Pop Mart Pulls Back 35% from Peak
$POP MART(09992)$
HK$221.00 (-0.18%): High-flyer cooling off — post-parabolic pullback stabilizing ~35% below HK$339 peak
Market Recap:
Pop Mart International Group last traded at HK$221.0, down 0.18% on below-average volume (~7.7M vs ~16.2M).
Despite the recent drawdown, the stock is still up about +145% YTD, but now sits roughly 35% under its HK$339.8 52-week high, reflecting a deep technical correction in China consumer/growth names after a very strong first half.
Technical Overview:
Price remains below both EMA-20 (~HK$233) and EMA-50 (~HK$250), keeping the short-term trend bearish and confirming an ongoing corrective phase.

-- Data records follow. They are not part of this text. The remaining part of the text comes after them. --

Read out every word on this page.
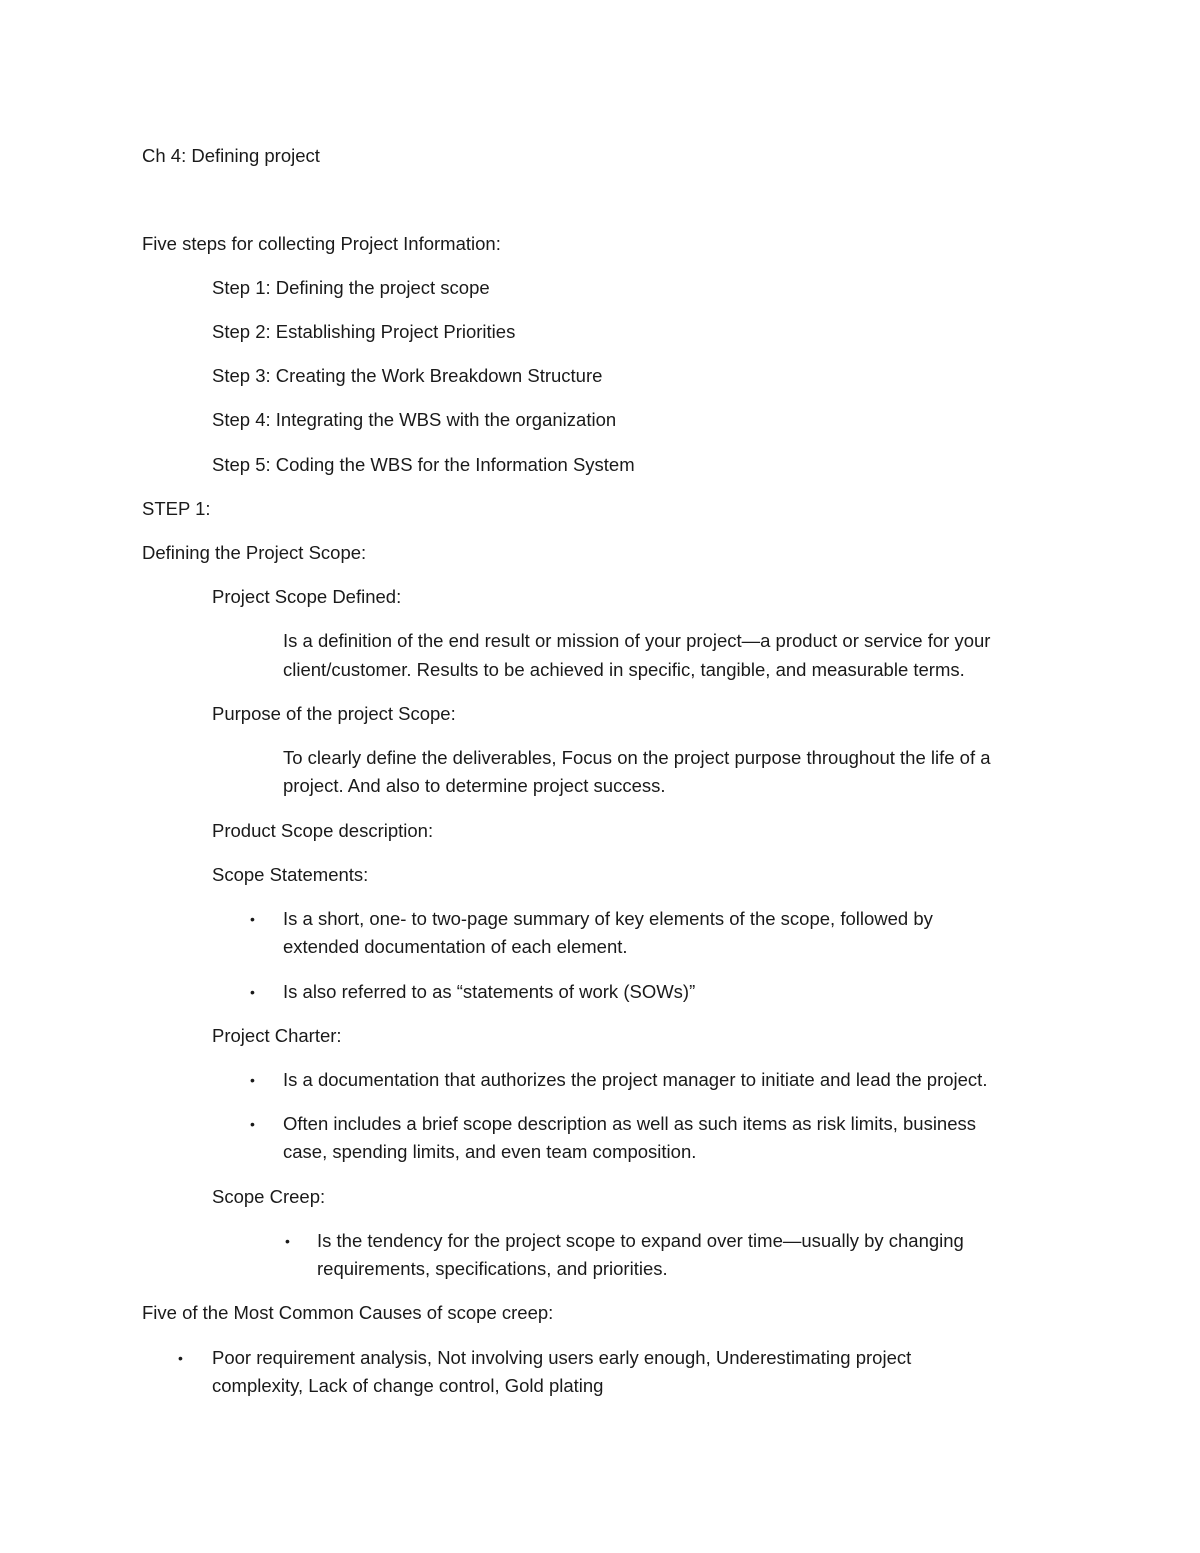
Ch 4: Defining project
Five steps for collecting Project Information:
Step 1: Defining the project scope
Step 2: Establishing Project Priorities
Step 3: Creating the Work Breakdown Structure
Step 4: Integrating the WBS with the organization
Step 5: Coding the WBS for the Information System
STEP 1:
Defining the Project Scope:
Project Scope Defined:
Is a definition of the end result or mission of your project—a product or service for your
client/customer. Results to be achieved in specific, tangible, and measurable terms.
Purpose of the project Scope:
To clearly define the deliverables, Focus on the project purpose throughout the life of a
project. And also to determine project success.
Product Scope description:
Scope Statements:
• Is a short, one- to two-page summary of key elements of the scope, followed by
extended documentation of each element.
• Is also referred to as “statements of work (SOWs)”
Project Charter:
• Is a documentation that authorizes the project manager to initiate and lead the project.
• Often includes a brief scope description as well as such items as risk limits, business
case, spending limits, and even team composition.
Scope Creep:
• Is the tendency for the project scope to expand over time—usually by changing
requirements, specifications, and priorities.
Five of the Most Common Causes of scope creep:
• Poor requirement analysis, Not involving users early enough, Underestimating project
complexity, Lack of change control, Gold plating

MACD (12,26,9) stays in negative territory, though the histogram is starting to contract, hinting that downside momentum is slowing rather than accelerating.
RSI (14) has rebounded from oversold low-30s toward the high-30s, signaling early attempts at basing, but not yet a confirmed trend reversal.
Price Levels to Watch:
Immediate resistance: HK$233–235 (EMA-20 / recent breakdown area)
Next target zone: HK$250–260 if price can reclaim and hold above the 20-EMA
Support: HK$198–210 initial band, with stronger structural support near HK$200
Fundamentals & Valuation:
Pop Mart trades at a P/E of ~39.8×, a premium to the S&P 500’s ~25× and still rich versus many global discretionary peers, though lower than its earlier >50× multiples.
Beta (~0.72) is moderate for a growth name, and the stock offers a small forward dividend yield around 0.4%.
Consensus 1-year target near HK$360+ implies meaningful upside if earnings growth resumes and sentiment toward China consumer improves.
Outlook:
Near term, the setup suggests a neutral to slightly constructive bias: the worst of the selling pressure may be passing, but bulls need a daily close back above HK$233 to argue for a sustainable rebound toward the HK$250–260 zone.
Failure to hold the HK$210 area would reopen risk of a retest of HK$200 and extend the broader consolidation.
Risk & Disclaimer:
Pop Mart is highly sensitive to China consumer spending, policy shifts, FX moves and sentiment toward Hong Kong growth stocks. Sharp gaps can occur around earnings, macro headlines or regulatory news. This note is technical commentary only, based on current TradingView and Yahoo Finance data, and is not investment advice.